Knowing that Picasso by then had acquired the status of an Old Master, the Ganzes began shortly afterward to collect Jasper Johns, Robert Rauschenberg and later Frank Stella. When these artists, in their turn, had assumed magisterial status, the couple once again turned to young and less familiar artists, especially to Eva Hesse, Dorothea Rockburne and Mel Bochner. In every case the Ganzes worked as equal partners and showed a degree of discrimination that was much admired by museum professionals.[4]
During the rest of his life Ganz and his wife gathered several masterpieces for very low prices. The Ganzes accumulated works by Jasper Johns, Eva Hesse, Robert Rauschenberg, Frank Stella, Mel Bochner and other artists whom the couple championed and befriended. Their understanding of emerging leaders of the art world earned Victor appointments in leading museums and associations. On his retirement, he gave all his time and energy to public service for art.

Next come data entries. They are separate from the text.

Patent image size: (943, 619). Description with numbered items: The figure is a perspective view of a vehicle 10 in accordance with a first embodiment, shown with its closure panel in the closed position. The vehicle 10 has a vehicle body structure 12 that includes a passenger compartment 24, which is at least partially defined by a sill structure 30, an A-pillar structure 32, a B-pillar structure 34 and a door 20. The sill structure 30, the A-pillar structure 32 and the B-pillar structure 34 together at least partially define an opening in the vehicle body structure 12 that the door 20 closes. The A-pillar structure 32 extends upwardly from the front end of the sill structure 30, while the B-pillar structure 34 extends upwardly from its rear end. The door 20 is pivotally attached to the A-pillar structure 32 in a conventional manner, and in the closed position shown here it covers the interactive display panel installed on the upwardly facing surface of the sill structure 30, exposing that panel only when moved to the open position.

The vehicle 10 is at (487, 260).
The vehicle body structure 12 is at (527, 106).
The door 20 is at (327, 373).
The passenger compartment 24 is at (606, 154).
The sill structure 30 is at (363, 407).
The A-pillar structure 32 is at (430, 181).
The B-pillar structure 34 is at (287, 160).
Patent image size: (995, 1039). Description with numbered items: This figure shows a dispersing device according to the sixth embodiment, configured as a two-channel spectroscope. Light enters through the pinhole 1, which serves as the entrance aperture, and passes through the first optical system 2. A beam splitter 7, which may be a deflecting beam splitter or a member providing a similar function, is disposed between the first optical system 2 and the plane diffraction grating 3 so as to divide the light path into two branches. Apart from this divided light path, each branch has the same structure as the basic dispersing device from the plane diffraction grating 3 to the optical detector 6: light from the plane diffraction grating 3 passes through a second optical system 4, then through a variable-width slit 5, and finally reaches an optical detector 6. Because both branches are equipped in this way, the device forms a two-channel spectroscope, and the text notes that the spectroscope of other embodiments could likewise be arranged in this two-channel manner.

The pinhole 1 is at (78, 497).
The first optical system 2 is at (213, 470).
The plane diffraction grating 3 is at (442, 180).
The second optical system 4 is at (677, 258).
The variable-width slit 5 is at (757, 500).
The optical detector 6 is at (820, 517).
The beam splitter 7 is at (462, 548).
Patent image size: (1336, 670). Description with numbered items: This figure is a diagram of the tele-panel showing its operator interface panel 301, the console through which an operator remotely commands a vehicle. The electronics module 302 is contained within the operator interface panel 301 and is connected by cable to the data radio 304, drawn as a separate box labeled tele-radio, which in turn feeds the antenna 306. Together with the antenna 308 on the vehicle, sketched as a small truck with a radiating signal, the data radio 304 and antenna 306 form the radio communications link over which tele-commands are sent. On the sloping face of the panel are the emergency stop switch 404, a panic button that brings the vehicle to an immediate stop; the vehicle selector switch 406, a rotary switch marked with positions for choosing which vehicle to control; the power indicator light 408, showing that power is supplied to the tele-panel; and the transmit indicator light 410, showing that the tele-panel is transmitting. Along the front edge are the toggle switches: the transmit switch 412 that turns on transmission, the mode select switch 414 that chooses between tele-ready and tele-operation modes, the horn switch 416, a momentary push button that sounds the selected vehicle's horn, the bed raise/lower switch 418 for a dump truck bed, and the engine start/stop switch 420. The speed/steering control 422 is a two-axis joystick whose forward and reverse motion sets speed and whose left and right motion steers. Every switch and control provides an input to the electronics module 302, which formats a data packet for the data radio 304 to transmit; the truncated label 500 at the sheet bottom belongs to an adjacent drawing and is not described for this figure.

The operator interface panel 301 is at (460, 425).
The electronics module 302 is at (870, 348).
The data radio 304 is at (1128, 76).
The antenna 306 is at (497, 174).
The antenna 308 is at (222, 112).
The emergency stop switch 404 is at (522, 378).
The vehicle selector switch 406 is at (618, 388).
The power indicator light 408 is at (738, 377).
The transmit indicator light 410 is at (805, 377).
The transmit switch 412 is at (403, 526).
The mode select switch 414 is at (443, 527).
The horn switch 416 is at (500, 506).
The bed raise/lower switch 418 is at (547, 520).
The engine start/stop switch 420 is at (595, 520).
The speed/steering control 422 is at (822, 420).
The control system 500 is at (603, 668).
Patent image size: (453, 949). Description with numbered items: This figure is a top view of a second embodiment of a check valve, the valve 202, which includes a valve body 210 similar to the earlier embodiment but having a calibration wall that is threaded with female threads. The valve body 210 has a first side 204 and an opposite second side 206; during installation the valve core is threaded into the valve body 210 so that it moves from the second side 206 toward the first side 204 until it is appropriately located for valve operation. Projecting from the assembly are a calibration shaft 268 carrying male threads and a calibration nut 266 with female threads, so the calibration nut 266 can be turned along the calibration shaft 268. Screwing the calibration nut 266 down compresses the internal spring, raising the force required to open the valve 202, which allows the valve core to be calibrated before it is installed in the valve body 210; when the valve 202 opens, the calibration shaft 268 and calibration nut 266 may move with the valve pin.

A trustee of the Whitney Museum beginning in 1981 and its vice president when he died, Ganz was the only active trustee to have served on all its acquisition committees. He was also chairman of the Battery Park City Fine Arts Committee from its inception in 1982 to his death. In 1985 Ganz served on the museum's advisory panel of the National Endowment for the Arts.[4]
Victor died of lung cancer at his home in New York on October 26, 1987, at age 74. Sally died January 27, 1997, also at home, aged 85.[5]
Sally Ganz consigned 12 paintings to Sotheby's, where they sold for $48.4 million on November 10, 1988, the third-highest gross for a collection of modern and contemporary art sold at auction.[6] Inheritance taxes forced the Ganzes' children to dispose of the most valuable part of the collection in 1997. In November 1997, works from the collection were sold in four separate auctions at Christie's, New York. At the time, Christie's estimated the sales to fetch more than $125 million.
The most important works were sold on November 10, 1997 in a single owner sale of 58 works of which 57 sold. Christie's had put the Ganz collection up for viewing for a month preceding the auction at its Park Avenue galleries and at its annex at 308 East 59th Street.[7] More than 25,000 people visited Christie's to view the works and more than 2,000 people attended the auction.[8] [9]
For 73 of the 114 works sold in 1997, initial purchase prices are known. In 1997 dollars, these works had cost $4.9 million and fetched $206.5 million (including buyer's premium) in November, 1997. The Ganzes are estimated to have netted revenue of $183.8 million. The annualized growth in value (after inflation) was 12.06%, or 11.74% after seller's commissions. At the time of the auction, it was the largest private owner art sale in history.